Charles Thomas Barton
May 25, 1902
|Died||December 5, 1981 (aged 79)|
Burbank, California, United States
Charles Barton (May 25, 1902 – December 5, 1981) was a film and vaudeville actor and film director. He won an Oscar for best assistant director in 1933. His first film as a director was the Zane Grey feature Wagon Wheels, starring Randolph Scott, in 1934.
Barton worked in various Hollywood B-movie units. From 1946 on, he was a principal director of the Abbott and Costello comedies, such as The Time of Their Lives, Buck Privates Come Home, Abbott and Costello Meet Frankenstein, and Africa Screams. He later directed Walt Disney films such as The Shaggy Dog and Toby Tyler. His extensive career directing on television included every episode of Amos 'n' Andy in the 1950s, a total of 90 episodes of Dennis the Menace in the 1960s, and 106 episodes of Family Affair from 1967 to 1971. One obituary said he directed 580 television episodes, 70 feature films and dozens of commercials.
Barton began acting at the age of thirteen.
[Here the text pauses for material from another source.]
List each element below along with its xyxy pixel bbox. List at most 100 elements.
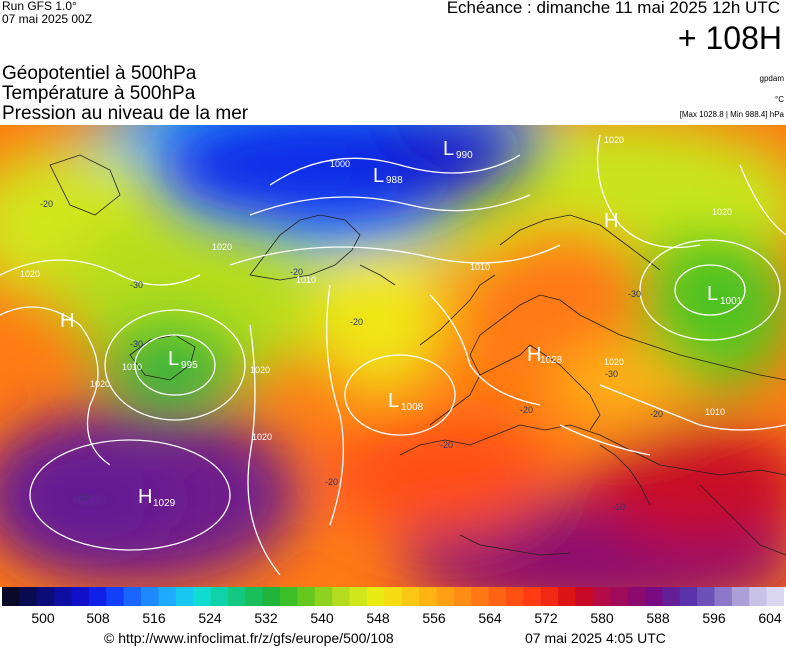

He worked on stage and was signed to United Artists where he starred in The County Fair (1921). He grew to five foot two inches, and his height limited the amount of work he could get so in the mid 1920s Barton decided to move into directing.
In 1927 Barton worked as an assistant director on Wings (1927), directed by William Wellman; he also played a small role.
Barton was an assistant director for a number of years before moving into directing at Paramount in the mid 1930s.
He returned to acting briefly for Wellman's Beau Geste (1939).
Barton began directing Abbott and Costello in 1946 with The Time of Their Lives. He directed eight of their films, including their last movie as a team, Dance With Me, Henry, in 1956.
Barton's wife of seven years, Nancy, died at their home in 1951 after a two year illness.
In 1958, during divorce proceedings with his new wife Lee, Barton claimed he earned a net figure of $2,000 a month.